DAC7: Die neue Meldepflicht für Online-Plattformen
Seit dem 1. Januar 2023 gilt in der gesamten Europäischen Union die Richtlinie DAC7 (Directive on Administrative Cooperation 7). Diese neue Regelung verpflichtet Online-Handelsplattformen, ihre Nutzerdaten und Umsatzinformationen an die Finanzbehörden zu melden. Für Deutschland bedeutet dies konkret: Das Bundeszentralamt für Steuern (BZSt) erhält automatisierte Meldungen über die Einnahmen von Verkäufern auf Plattformen wie eBay, Vinted, Airbnb, Amazon, Etsy und Fiverr.
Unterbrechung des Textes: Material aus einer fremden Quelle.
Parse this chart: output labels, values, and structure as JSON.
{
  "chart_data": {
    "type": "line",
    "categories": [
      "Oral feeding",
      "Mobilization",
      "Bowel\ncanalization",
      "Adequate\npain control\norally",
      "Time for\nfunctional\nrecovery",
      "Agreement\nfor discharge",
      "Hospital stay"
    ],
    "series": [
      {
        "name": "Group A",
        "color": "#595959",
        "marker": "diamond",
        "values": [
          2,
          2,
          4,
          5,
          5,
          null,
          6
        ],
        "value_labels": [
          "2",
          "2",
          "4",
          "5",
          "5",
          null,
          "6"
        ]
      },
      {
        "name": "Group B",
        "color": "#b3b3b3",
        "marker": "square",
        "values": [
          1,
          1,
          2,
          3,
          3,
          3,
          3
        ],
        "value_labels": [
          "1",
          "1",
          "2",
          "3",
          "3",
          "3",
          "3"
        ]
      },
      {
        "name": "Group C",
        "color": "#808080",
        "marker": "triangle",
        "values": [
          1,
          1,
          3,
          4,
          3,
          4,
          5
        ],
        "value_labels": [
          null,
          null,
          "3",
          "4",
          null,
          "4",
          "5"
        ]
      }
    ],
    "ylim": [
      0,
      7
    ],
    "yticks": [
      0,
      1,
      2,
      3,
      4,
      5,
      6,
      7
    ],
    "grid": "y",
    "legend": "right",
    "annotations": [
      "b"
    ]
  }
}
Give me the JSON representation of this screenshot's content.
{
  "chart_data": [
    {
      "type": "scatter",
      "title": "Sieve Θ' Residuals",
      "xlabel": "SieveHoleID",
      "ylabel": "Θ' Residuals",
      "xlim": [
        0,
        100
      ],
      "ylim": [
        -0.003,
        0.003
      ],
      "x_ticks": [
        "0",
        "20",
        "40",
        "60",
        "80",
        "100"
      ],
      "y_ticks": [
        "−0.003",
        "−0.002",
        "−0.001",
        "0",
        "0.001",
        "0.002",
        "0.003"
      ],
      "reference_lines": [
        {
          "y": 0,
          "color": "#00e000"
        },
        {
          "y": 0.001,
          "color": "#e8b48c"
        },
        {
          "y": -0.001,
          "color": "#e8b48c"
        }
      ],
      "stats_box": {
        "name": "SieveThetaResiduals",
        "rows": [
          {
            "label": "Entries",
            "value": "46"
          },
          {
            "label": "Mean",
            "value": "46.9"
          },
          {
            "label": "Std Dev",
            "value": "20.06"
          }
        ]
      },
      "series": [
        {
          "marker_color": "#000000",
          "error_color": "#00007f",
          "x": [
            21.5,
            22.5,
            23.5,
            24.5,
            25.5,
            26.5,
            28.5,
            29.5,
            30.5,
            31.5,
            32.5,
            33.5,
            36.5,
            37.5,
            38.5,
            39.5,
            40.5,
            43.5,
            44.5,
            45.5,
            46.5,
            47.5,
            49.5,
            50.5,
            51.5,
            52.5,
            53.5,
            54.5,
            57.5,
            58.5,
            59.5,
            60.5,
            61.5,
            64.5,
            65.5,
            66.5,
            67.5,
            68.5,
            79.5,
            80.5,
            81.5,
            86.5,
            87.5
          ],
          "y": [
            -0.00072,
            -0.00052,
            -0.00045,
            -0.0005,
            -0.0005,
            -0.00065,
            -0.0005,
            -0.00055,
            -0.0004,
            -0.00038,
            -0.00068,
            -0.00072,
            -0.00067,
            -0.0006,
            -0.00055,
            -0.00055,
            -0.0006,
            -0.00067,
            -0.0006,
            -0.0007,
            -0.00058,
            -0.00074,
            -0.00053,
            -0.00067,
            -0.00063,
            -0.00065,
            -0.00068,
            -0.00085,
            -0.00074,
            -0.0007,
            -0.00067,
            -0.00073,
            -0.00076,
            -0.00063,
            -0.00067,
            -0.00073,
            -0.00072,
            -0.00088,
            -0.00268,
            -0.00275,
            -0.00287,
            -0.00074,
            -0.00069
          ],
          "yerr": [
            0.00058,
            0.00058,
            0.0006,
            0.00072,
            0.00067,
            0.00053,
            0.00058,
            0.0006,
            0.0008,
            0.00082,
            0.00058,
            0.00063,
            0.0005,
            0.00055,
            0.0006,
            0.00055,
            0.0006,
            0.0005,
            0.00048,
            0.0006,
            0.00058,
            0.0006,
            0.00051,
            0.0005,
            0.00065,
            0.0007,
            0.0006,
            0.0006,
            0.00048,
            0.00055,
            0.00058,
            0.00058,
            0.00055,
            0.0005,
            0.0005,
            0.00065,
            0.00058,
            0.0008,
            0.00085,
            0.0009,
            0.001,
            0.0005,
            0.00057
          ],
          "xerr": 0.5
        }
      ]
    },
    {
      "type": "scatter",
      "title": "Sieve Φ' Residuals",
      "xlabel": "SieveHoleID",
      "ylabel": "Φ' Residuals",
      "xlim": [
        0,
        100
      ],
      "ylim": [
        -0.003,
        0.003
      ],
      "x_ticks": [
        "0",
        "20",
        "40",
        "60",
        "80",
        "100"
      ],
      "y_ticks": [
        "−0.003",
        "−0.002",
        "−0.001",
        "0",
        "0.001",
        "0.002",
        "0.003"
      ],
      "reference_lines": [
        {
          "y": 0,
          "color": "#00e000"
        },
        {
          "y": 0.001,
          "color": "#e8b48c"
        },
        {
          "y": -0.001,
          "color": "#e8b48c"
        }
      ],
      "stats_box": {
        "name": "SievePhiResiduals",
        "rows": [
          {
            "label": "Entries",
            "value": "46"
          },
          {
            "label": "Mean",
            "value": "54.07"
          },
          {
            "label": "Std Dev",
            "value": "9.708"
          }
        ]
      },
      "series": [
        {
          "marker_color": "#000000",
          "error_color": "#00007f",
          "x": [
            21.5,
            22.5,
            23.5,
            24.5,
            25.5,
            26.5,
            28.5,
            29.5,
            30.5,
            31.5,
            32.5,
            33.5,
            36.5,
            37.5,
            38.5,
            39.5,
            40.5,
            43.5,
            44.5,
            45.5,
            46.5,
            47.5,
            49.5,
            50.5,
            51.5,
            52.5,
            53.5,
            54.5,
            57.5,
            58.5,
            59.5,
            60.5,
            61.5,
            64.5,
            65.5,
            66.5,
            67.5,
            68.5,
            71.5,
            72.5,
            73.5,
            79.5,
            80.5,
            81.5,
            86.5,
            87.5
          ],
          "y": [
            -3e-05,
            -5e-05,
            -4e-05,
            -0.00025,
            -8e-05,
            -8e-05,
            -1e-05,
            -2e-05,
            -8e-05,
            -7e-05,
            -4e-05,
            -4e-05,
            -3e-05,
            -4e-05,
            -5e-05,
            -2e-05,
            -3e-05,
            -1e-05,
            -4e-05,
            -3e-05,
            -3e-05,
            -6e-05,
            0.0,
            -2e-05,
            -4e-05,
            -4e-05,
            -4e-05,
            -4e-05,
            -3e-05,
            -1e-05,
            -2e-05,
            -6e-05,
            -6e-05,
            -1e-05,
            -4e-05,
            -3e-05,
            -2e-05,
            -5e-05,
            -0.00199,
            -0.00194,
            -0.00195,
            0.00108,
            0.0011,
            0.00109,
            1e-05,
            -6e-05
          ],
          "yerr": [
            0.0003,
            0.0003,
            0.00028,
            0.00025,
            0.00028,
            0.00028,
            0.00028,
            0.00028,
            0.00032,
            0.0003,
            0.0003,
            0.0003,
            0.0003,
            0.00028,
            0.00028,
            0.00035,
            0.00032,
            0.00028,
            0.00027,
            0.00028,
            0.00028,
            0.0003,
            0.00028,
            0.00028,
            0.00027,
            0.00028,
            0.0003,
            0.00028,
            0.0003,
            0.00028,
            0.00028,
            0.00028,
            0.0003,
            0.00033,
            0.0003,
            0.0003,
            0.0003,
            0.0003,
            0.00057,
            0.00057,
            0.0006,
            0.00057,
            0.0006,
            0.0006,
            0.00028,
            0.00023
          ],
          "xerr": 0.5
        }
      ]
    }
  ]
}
Die Tage, in denen Privatverkäufe völlig unbemerkt bleiben konnten, sind damit vorbei.
Die Meldepflicht greift allerdings erst ab bestimmten Schwellenwerten. Konkret müssen Online-Plattformen eine Meldung an die Steuerbehörden erstatten, wenn ein Verkäufer in einem Kalenderjahr entweder mehr als 30 Transaktionen durchführt oder Einnahmen in Höhe von mehr als 2.000 Euro erzielt. Das bedeutet jedoch nicht, dass unterhalb dieser Grenzen keine Steuerpflicht besteht – es erfolgt lediglich keine automatisierte Meldung an das Finanzamt. Die Einkünfte müssen trotzdem in der Steuererklärung angegeben werden, wenn sie gemäß des deutschen Einkommensteuergesetzes (EStG) steuerpflichtig sind.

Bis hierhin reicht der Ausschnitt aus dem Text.